Constantius II, in an attempt to deal a significant blow to the usurper Magnentius who had risen against him and his imperial colleagues, appears to have persuaded local Germanic tribes to launch attacks on Treveri [now Trier], the centre of Magnentius' power. The usurper's brother, Decentius, was in command of the city, but after a period of absence from it in mid AD 353 - perhaps to deal with one of the Germanic incursions - returned to find that the hugely important city had been closed off to him and his men in revolt, and was now under the command of Poemenius. Decentius had no option but to retreat from the city, moving further West, and now, stripped of his power base, bearing no real obstacle to the forces of Constantius II.

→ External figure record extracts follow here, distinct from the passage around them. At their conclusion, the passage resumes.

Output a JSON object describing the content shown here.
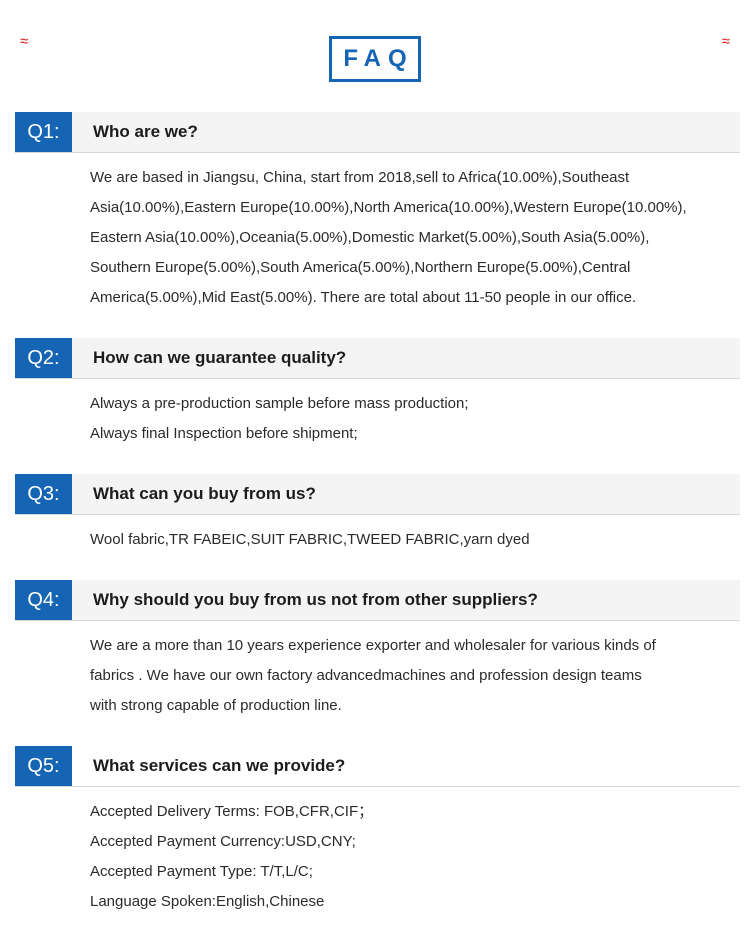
{
  "page": {
    "title": "FAQ"
  },
  "colors": {
    "accent_blue": "#1565b4",
    "question_bar_gray": "#f4f4f4",
    "divider_gray": "#d6d6d6",
    "corner_mark_red": "#dd1111"
  },
  "corner_marks": {
    "left": "≈",
    "right": "≈"
  },
  "faq": {
    "items": [
      {
        "label": "Q1:",
        "question": "Who are we?",
        "bar": "gray",
        "answer_lines": [
          "We are based in Jiangsu, China, start from 2018,sell to Africa(10.00%),Southeast",
          "Asia(10.00%),Eastern Europe(10.00%),North America(10.00%),Western Europe(10.00%),",
          "Eastern Asia(10.00%),Oceania(5.00%),Domestic Market(5.00%),South Asia(5.00%),",
          "Southern Europe(5.00%),South America(5.00%),Northern Europe(5.00%),Central",
          "America(5.00%),Mid East(5.00%). There are total about 11-50 people in our office."
        ]
      },
      {
        "label": "Q2:",
        "question": "How can we guarantee quality?",
        "bar": "gray",
        "answer_lines": [
          "Always a pre-production sample before mass production;",
          "Always final Inspection before shipment;"
        ]
      },
      {
        "label": "Q3:",
        "question": "What can you buy from us?",
        "bar": "gray",
        "answer_lines": [
          "Wool fabric,TR FABEIC,SUIT FABRIC,TWEED FABRIC,yarn dyed"
        ]
      },
      {
        "label": "Q4:",
        "question": "Why should you buy from us not from other suppliers?",
        "bar": "gray",
        "answer_lines": [
          "We are a more than 10 years experience exporter and wholesaler for various kinds of",
          "fabrics . We have our own factory advancedmachines and profession design teams",
          "with strong capable of production line."
        ]
      },
      {
        "label": "Q5:",
        "question": "What services can we provide?",
        "bar": "white",
        "answer_lines": [
          "Accepted Delivery Terms: FOB,CFR,CIF；",
          "Accepted Payment Currency:USD,CNY;",
          "Accepted Payment Type: T/T,L/C;",
          "Language Spoken:English,Chinese"
        ]
      }
    ]
  }
}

This issue dates to the brief period [perhaps a month] of Poemenius' revolt, in which the city mint stopped issuing coinage for Magnentius and Decentius, and instead issued a hybrid series with obverses in the name of Constantius II and using Magnentius' Chi-Ro types for the reverses - a series which heralded the Magnentian clan's consequential loss of power at Trier and in the West and foreshadowed their defeat by Constantius II at the Battle of Mons Seleucus and subsequent suicide later that year.

The series of which this coin is a part, then, is of significant interest and importance, bearing testimony 'to a little known chapter of Roman and numismatic history' and constituting [alongside Ammianus' brief reference to his later execution] all that remains of Poemenius' existence [Holt, pp.72-73].